Nous devions travailler la deuxième partie de notre concert. Ce dernier est constitué à 80% de nouveaux titres dont la première partie avait été abordée quinze jours auparavant. Le Leader décida de commencer par Brown Sugar étant donné que ce morceau nécessite que l’on désaccorde les guitares. Cependant il nous fallu un quart d’heure et une visite sur internet pour retrouver le « désaccord parfait ». Dans la foulée nous passâmes une bonne dizaine de minutes à chercher la tonalité des accords du riff initial. La séance débuta donc à 22 heures passées. L’appropriation de Brown Sugar fut laborieuse, il nous fallut huit tentatives pour approcher une interprétation tout juste correcte, notamment le pont musical se changea en un long tunnel de quatre mesures en l’absence de saxo. Les autres titres présentèrent moins de difficultés, à part peut-être le Cochon dont nous réglâmes à nouveau l’agencement des couplets pour le raccourcir un brin.

Finalement, même si la plupart des titres me semblent correctement acquis, j’ai encore des hésitations concernant Brown Sugar et aussi Hit the Road. Pour ce dernier surtout, nous ne l’avons interprété en condition réelle qu’une ou deux fois. Il avait été décidé au départ que l’ensemble des musiciens se partageraient l’interprétation des couplets, chacun disant une phrase. Mais depuis nous avons abandonné cette option. Dans ces conditions le réglage de ma partie a été plus que sommaire.

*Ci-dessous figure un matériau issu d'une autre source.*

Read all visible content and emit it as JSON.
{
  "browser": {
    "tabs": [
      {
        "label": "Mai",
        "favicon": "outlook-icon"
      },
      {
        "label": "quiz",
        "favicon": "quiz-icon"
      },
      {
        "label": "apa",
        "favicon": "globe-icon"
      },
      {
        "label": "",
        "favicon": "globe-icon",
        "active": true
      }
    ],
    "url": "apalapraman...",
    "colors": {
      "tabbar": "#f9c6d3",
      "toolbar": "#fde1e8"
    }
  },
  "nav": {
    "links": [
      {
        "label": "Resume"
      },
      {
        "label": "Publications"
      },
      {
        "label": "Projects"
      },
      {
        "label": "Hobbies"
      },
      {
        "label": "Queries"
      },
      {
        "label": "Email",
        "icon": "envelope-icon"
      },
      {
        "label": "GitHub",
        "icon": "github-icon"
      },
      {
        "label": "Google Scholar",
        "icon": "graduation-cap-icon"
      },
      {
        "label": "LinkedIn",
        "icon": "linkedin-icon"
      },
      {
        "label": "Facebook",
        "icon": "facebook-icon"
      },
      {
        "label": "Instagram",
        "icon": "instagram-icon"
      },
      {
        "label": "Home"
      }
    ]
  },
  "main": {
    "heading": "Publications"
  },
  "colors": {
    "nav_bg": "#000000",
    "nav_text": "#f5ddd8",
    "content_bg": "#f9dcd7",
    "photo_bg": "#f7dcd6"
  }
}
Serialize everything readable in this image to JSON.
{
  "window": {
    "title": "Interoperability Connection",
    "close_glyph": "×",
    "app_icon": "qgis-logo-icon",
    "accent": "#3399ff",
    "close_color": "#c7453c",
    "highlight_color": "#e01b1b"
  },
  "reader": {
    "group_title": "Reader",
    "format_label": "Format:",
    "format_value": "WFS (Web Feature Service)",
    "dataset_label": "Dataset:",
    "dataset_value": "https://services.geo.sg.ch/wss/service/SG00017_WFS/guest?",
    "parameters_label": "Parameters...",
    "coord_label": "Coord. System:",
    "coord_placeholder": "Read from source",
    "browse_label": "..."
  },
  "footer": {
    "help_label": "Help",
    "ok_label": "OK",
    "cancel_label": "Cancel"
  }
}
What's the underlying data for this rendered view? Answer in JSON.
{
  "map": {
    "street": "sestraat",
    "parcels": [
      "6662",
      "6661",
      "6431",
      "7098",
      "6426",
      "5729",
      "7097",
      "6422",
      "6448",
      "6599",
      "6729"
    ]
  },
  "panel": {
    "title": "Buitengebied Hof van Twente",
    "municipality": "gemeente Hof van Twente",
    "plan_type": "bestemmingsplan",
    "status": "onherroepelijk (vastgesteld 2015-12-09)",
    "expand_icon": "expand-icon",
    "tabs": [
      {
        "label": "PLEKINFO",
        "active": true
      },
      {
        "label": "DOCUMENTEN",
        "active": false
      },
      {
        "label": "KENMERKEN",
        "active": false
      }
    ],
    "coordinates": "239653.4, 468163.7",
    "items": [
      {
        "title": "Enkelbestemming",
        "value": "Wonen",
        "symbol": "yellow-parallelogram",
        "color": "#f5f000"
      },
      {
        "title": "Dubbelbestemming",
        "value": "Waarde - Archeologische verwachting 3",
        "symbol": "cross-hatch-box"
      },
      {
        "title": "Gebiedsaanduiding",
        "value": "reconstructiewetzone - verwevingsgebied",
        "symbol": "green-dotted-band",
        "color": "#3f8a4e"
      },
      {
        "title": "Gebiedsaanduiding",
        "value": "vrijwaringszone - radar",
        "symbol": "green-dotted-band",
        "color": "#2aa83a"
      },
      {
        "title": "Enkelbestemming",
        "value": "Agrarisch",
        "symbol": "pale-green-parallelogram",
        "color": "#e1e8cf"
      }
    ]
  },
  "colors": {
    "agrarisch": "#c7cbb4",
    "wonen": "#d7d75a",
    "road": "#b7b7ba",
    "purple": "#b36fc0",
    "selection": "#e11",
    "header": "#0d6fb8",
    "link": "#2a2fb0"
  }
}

Lors du débriefing nous tentâmes de trouver un créneau pour une répétition supplémentaire avant la dead line du 13 juillet. Cela nous aurait permis de balayer l’intégrale du concert, de donner la possibilité à notre pianiste de travailler sa partie, et de régler au mieux les deux titres cités plus haut. Hélas les impératifs des uns et des autres ne permirent pas de trouver une date. Nous optâmes donc pour une solution dégradée : l’installation du matos dans l’après midi du concert donnerait l’occasion d’une ultime répète.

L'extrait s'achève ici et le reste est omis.